Avevo una mezza idea di scrivere che l’Italia femminile arrivata alla fase finale del mondiale è lo specchio di un paese ormai multietnico, una bella babele di accenti e colori che si fonde in un azzurro nel quale si riconoscono tutte le ragazze, non fa differenza che siano nate in Argentina come la Costagrande, che siano tedesche d’Italia come la Folie (bravissima nell’affondare schiacciate almeno quanto lo è stata nel ringraziare Bari e il Sud), o italiane di sangue africano come la Diouf. Ma sotto la rete del volley non è più una novità da anni, questo melting pot, e poi basta la foto di Maroni, nel senso di leghista e governatore della Lombardia, postata sul suo blog dall’amico Mario Salvini qui a rendere l’idea meglio di qualsiasi discorso, retorico o meno.

Avrei potuto ribadire una volta di più che le donne sono ormai il traino dello sport italiano, non soltanto per le prodezze individuali, ma anche negli sport di squadra. E questo forse sarebbe stato uno spunto di discussione più fertile, perché una volta si diceva che gli uomini sapevano fare squadra molto meglio delle donne, che gli allenatori dei gruppi femminili dovevano stare attenti più alle permalosità delle atlete che al lavoro tecnico-tattico, per tacere di altre battutacce sessiste sull’intrattabilità a cadenza mensile di certe atlete, e insomma tutta una serie di balle che il tempo ha ormai smascherato. Quindi non lo farò, non parlerò di questo, oggi.

Mi piace di più riflettere su un’altra bella dimostrazione offerta dalle azzurre, anche se so benissimo che trasportare un messaggio  sportivo nel contesto della società civile è un’operazione oziosa, quasi sempre inutile e in fondo poco più di un trastullo per chi si sforza ancora di cercare esempi e insegnamenti nella realtà che ci circonda. Tutto vero, eppure mi sembra molto bello che questi risultati stiano arrivando da un gruppo che unisce bianche e nere, giovani e meno giovani, alte e basse, ragazze figlie di culture diverse, tutte accomunate dallo stesso obiettivo e spinte dalla stessa passione. Il ct Marco Bonitta, dopo aver vinto il primo e unico mondiale del nostro volley femminile, da una squadra che contava alcune giocatrici di questo stesso gruppo era stato messo alla porta. Un paio di loro, la Lo Bianco e la Cardullo, non facevano parte del progetto iniziale di questa stagione, come la Costagrande che non partecipò all’ammutinamento del 2006, ma comunque è stata richiamata dopo l’infortunio di Lucia Bosetti. E altre vicissitudini hanno reso la preparazione di questo mondiale una corsa ad handicap, tra l’infortunio della Ferretti e la rinuncia della Aguero.

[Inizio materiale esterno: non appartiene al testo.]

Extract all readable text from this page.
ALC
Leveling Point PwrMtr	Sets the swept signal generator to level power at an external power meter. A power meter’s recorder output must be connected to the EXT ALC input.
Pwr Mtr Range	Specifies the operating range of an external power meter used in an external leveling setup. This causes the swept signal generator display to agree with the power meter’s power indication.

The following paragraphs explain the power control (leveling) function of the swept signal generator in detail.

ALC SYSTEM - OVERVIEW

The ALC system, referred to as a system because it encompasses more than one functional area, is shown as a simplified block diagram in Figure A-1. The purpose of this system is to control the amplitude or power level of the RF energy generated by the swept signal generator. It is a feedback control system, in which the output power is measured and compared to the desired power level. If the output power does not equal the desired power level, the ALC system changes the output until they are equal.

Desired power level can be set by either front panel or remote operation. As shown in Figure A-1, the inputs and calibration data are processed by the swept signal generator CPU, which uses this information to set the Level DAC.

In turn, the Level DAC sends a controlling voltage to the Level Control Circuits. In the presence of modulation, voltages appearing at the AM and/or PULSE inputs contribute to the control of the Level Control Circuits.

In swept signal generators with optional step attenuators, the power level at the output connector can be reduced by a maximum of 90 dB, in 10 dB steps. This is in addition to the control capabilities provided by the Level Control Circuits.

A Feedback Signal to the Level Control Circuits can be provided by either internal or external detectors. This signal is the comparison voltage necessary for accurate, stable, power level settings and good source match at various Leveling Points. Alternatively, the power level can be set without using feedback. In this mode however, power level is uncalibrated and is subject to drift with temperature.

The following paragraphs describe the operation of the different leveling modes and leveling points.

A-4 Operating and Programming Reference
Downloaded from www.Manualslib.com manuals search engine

Insomma, se fosse vero che le donne sono difficili da gestire perché schiave di permalosità e ripicche personali che rendono arduo lavorare tutte insieme, tutto quello che abbiamo visto in un mondiale finora esaltante per le azzurre (perché battere la Cina come hanno fatto ieri è stata una vera prodezza), non sarebbe stato possibile. A me da fuori sembra invece che tutti, dal ct alle giocatrici, stiano dando una bella lezione al Paese. Bonitta le sta ruotando tutte e 14, e tutte hanno già avuto il loro momento di gloria, oltre a quello di difficoltà. Tutte sono titolari, tutte sono protagoniste. Nessuno sta facendo pesare un passato che in alcuni casi potrebbe spingere a ripicche o allentare il tiro delle motivazioni. Come se l’intero gruppo e tutti i singoli avessero deciso di giocarsi il mondiale come si fa con ogni set in campo: pensando sempre al prossimo punto da conquistare, e non all’ultimo che magari è stato perso. Rinunciando al proprio orticello per andare verso un sogno che può arricchire tutti.

La mancanza di questo spirito mi sembra esattamente il motivo per cui l’Italia fuori dal campo di volley rischia di andare a rotoli da anni, se non c’è già andata.

E allora credo che, comunque vada a finire, a queste ragazze e al loro allenatore sarebbe giusto dire grazie in anticipo, oggi.